Lock duration and timeout
By default, a lock is held from the time it is acquired until the end of the transaction (completed with commit or rollback). If you try to get an exclusive lock on a record that another user has already locked (shared or exclusive), you cannot get a lock; instead, your transaction fails with an error. You can define whether solidDB should fail your transaction immediately or, before failing, wait and try again for a specified number of seconds. This is controlled with a lock timeout setting.
The lock timeout setting is the time in seconds that the engine waits for a lock to be released. If transactions tend to be very short, a brief wait allows you to continue activities that otherwise would have been blocked by locks.
When the lock timeout interval is reached, solidDB terminates the timed-out statement. For example, if User1 is querying a specific row in a table and User2 tries to update data in the same row, the update will not go through until the query for User1 is completed (or times out). If the query of User1 is completed and the User2 query has not timed out yet, a lock is implemented for the update transaction of User2. If User1 does not finish before the query of User2 times out, the server terminates the User2 statement.
LONG exclusive locks
solidDB allows you to prevent exclusive locks from being released when the locking transaction commits. These type of long exclusive locks are set with the LONG option in the LOCK TABLE statement, see LOCK TABLE.
For example:
LOCK TABLE emp IN LONG EXCLUSIVE MODE
If the locking transaction aborts or is rolled back, all locks are released, including LONG locks. You must unlock long locks explicitly by using the UNLOCK TABLE statement, see UNLOCK TABLE.
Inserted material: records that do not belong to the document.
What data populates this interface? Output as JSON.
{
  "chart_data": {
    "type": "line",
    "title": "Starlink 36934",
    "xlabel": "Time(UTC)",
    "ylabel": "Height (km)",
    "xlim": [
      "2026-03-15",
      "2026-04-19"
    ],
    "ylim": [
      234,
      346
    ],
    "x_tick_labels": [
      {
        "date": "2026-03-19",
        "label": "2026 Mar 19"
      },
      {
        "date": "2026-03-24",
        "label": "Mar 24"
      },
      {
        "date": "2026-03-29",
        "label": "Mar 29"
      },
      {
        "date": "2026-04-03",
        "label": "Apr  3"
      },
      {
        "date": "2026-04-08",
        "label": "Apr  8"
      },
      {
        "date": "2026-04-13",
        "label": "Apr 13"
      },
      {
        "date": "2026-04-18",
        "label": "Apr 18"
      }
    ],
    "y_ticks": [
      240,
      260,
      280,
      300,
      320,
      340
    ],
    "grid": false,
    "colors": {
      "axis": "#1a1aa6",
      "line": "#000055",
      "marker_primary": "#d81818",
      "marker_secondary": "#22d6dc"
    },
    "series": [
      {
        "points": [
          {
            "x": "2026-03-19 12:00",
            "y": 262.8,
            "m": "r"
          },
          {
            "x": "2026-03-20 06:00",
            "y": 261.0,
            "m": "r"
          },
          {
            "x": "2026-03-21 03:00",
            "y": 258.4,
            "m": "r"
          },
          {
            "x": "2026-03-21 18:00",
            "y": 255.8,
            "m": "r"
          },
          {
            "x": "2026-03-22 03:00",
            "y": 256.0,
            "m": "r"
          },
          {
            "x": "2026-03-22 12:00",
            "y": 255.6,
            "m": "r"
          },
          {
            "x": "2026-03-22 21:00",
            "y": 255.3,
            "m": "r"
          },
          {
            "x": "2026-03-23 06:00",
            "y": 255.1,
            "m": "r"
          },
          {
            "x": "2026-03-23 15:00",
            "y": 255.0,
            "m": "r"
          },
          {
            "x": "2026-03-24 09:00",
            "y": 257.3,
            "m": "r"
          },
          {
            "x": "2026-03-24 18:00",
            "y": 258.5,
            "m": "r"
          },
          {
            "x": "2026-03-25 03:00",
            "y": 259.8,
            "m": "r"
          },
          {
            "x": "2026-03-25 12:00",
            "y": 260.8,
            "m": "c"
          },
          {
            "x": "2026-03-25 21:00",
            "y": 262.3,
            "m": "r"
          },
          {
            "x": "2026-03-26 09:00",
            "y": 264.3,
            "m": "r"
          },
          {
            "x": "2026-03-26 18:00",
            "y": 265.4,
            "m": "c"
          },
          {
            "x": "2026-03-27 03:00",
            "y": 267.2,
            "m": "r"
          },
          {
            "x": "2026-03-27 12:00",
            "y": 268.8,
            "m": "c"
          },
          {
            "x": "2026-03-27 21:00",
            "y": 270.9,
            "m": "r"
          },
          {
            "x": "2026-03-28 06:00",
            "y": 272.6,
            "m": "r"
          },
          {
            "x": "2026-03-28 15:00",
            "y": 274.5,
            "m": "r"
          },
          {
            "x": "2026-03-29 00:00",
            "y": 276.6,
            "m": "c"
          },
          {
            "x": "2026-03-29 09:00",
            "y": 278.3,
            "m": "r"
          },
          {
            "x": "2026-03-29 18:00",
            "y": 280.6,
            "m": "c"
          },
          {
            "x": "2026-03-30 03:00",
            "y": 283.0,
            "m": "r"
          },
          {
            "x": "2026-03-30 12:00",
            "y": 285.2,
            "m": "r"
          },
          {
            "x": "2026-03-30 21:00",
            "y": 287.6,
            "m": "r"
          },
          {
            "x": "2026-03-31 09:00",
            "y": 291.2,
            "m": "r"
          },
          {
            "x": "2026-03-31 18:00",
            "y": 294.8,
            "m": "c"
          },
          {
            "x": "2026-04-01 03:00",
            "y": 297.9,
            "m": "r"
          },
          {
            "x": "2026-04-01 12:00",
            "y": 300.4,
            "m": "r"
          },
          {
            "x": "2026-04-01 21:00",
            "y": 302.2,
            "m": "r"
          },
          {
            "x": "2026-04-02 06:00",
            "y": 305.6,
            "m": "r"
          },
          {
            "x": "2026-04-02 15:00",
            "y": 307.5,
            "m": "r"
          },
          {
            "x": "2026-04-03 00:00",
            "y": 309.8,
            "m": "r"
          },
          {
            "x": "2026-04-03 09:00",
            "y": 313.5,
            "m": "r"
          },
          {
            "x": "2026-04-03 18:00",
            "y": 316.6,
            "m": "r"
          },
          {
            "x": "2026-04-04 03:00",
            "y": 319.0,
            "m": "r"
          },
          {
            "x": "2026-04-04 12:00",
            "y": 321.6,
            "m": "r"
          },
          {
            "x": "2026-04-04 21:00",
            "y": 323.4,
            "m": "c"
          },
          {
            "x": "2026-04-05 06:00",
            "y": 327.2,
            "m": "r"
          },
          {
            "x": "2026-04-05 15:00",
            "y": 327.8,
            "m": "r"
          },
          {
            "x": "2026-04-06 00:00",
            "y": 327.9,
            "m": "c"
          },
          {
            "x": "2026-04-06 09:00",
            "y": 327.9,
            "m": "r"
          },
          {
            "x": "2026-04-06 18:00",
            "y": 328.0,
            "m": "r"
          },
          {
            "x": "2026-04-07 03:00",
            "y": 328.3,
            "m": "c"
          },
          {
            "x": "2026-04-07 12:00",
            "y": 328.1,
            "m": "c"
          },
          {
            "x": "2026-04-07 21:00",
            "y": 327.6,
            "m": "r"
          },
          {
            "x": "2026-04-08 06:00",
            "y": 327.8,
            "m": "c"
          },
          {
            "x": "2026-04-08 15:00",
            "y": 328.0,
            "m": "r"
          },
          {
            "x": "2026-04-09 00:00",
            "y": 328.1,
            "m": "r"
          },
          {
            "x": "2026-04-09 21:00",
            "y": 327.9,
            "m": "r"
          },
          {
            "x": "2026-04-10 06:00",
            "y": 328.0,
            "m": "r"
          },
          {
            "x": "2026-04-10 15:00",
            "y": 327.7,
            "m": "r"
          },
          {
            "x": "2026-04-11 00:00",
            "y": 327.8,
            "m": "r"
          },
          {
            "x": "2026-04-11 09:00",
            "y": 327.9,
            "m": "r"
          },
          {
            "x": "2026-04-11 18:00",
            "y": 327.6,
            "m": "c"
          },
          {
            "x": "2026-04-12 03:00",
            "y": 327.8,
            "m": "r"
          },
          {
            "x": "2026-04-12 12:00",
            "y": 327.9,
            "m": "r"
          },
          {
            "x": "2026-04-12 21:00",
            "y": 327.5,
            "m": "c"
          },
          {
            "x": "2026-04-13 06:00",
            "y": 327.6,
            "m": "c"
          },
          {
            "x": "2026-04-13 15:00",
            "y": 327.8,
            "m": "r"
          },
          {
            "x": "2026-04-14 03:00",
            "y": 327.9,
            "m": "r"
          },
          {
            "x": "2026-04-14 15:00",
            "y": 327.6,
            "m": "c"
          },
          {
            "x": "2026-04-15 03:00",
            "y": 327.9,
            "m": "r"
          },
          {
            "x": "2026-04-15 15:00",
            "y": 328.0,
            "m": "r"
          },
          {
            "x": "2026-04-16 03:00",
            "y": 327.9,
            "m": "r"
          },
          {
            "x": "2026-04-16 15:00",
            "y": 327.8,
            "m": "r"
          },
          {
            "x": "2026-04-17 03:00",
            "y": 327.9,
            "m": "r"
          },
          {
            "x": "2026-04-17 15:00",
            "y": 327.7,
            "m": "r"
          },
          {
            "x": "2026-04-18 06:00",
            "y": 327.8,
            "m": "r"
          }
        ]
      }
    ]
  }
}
LONG duration locks are allowed only in EXCLUSIVE mode. LONG shared locks are not supported.
Transaction isolation levels and lock duration
Update locks and exclusive locks are always held until the time that the transaction completes. Shared locks ("read locks") are also held until the end of the transaction but the transaction isolation level can affect how shared locks behave. For example, with the SERIALIZABLE isolation level, additional checks are made including that no new rows are added to the result set that the transaction should have seen. In other words, it prevents other users from inserting rows that would have qualified for the result set that is in the transaction.
Example
If a SERIALIZABLE transaction has an update operation as follows:
UPDATE customers SET x = y WHERE area_code = 415;
solidDB does not allow other users to enter records with area_code=415 until the SERIALIZABLE transaction is committed.
Note that the solidDB implementation of holding shared locks until the end of transaction differs from some other database programs. Some programs release shared locks before the end of a transaction, if the transaction isolation level is low enough. Other programs might allow you to extend the duration of read or shared locks to ensure that within a single transaction, data looks the same every time you view it.
Also, in other programs, transaction isolation level might affect not only how long you lock a record, but also what you see. For example, on systems that allow both READ UNCOMMITTED (sometimes called "dirty read") and READ COMMITTED isolation levels, your isolation level affects what you see, not just what other users can or cannot see because you have locked certain records.